Author: Brisbane Street Art Festival

Sofles

Hailing from Brisbane, Sofles jokes that his tag sounds like a box of tissues or something from a Hallmark card. He began painting graffiti in 2000 and soon wanted to get better as fast as he could. He began experimenting with 3Ds, however a more traditional style was developed and then improved upon. He quickly became known around the globe as an artist putting in both quantity and quality. As he mastered his craft, Sofles gained the reputation of “Special Effects Wizard”, a reference to his uncanny ability to take a standard painting and take it to the next level.

Cezary Stulgis

Born in Poland and currently based in Australia, Cezary Stulgis is a sculptor, painter and designer whose highly distinctive work fuses ‘next-level’ aesthetics with classical craftsmanship – a reflection of his artistic roots in the street art movement of the mid-eighties and formal training as a sculptor and painter at the renowned Jan Matejko Academy of Fine Arts in Poland. Cezary’s unique style and interdisciplinary skill-set has earned him a reputation internationally as a creative and technically proficient professional artist.

The Brisbane Collective

FEATURED ARTISTS:
KASPER – HARLEY & HANDE – CROSS STITCH OF CONTEMPT JORDAN WEARN SLOE MOTION CRONK & TONIC – KIMI SCHIEREN PHILB – TEENS ON ACID – JETTA’S NEST – WINTER OF ‘72 – ANNA ELIZABETH – REBECCA GILES – CROW JANE – SARAH SCULLEY – JUXTAFIED – AIRBRUSHING – LUKE HENERY – VIOLET MERMAID – SPENCER – DICKENS – URBAN PIXIE – BALAZOVABLACK – VIVID BLACK ARTISTRY

Guido van Helten

Guido van Helten is an Australian, internationally-based artist working in the field of contemporary street art undertaken through a site-specific exploration of cultural identity to be re-envisaged as large scale public works.
These projects are undertaken with the intention of initiating constructive visual connections between communities and site-specific urban spaces inclusive of a broader context of cultural, social and national identity narratives. Combining cultural research, documentary based photography and community engagement, this method of working seeks to generate a broad relation to emotive qualities in the selection and placement of imagery whilst promoting social discussion.

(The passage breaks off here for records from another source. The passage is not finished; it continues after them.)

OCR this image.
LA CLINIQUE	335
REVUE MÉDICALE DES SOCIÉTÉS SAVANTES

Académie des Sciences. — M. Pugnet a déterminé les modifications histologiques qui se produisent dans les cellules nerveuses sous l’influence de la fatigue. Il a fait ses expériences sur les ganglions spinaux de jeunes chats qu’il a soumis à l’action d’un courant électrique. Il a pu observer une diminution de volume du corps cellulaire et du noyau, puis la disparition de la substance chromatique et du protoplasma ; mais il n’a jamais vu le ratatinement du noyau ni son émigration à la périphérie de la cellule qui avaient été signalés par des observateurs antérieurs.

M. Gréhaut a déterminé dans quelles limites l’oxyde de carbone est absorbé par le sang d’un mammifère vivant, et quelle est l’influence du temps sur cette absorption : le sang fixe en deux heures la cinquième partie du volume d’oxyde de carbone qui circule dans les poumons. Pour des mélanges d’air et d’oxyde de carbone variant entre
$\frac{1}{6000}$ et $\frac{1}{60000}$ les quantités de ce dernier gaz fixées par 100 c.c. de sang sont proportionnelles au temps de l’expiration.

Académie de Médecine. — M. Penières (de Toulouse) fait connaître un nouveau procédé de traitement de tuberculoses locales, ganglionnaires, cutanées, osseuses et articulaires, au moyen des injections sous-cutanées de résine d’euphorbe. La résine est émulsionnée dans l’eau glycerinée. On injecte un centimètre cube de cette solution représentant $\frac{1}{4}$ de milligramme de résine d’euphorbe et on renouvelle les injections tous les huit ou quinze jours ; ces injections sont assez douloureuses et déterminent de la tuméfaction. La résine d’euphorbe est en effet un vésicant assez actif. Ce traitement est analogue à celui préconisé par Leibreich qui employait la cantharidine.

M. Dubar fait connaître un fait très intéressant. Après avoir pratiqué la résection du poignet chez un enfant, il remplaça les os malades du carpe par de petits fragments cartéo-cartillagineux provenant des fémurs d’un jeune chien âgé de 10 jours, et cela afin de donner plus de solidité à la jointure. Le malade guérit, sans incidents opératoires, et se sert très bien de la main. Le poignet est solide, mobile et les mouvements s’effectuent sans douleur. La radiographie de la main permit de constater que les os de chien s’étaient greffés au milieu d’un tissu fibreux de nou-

Find out more about Guido:

LORDS – Exhibition

A group exhibition showcasing new work from local emerging Brisbane artists for Brisbane Street Arts Festival. Letting their imagination run wild, artists will create their interpretation of their own ‘Lord’. Their creation could be human, animal or vegetable and be a manifestation of their fantasies.
Original artworks will be up for sale at the event.
Sales are commission free – all sales go straight back to the creator.

Open House 01

House Conspiracy is Brisbane’s newest arts venue,
and Open House 01 is the very first exhibition following their massive launch party in early February. Featuring sculpture, performance, and photography from Annelize Mulder, Ben Warren, Liam Herne, and Unqualified Design Studio—this inaugural curated exhibition is going to be something special.

Phantom Feeling

THREE ARTISTS. THREE MEDIA. ONE WALL.
Part live performance, part projection mapping show, Phantom Feeling pushes live mural art far beyond the confines of the concrete.
Combining cutting edge projection mapping technology with live sound design and traditional spray paint, Phantom Feeling creates the illusion of a single artist painting in three mediums at once.

Unsettle by Digi Youth Arts

rattle. disrupt. disturb. shake. paint.

Digi Youth Art’s young people are partnering with Land Writers (Warraba Weatherall and Daniel Jones) and Mz Murri Cod (Libby Harward) to transform and activate the Queensland Museum, through the creation of two new works examining cultural heritage collections. This is the first project of unsettle: Digi Youth Art’s long term residency at the Queensland Museum where youth artists will carry out creative investigations into the cultural landscape of major arts institutions.
On these lands, painting on public spaces is no new concept. Street art, like many artforms, is another practice that continues the stories of one of the oldest surviving and thriving cultures in the world. unsettle provides an opportunity for established artists to mentor youth artists as they question, challenge and expose the colonial nature of cultural collections in galleries and museums. The works created will offer audiences new interpretations and observations of cultural heritage collections and provide opportunities for the wider community to speak one-on-one with the artists.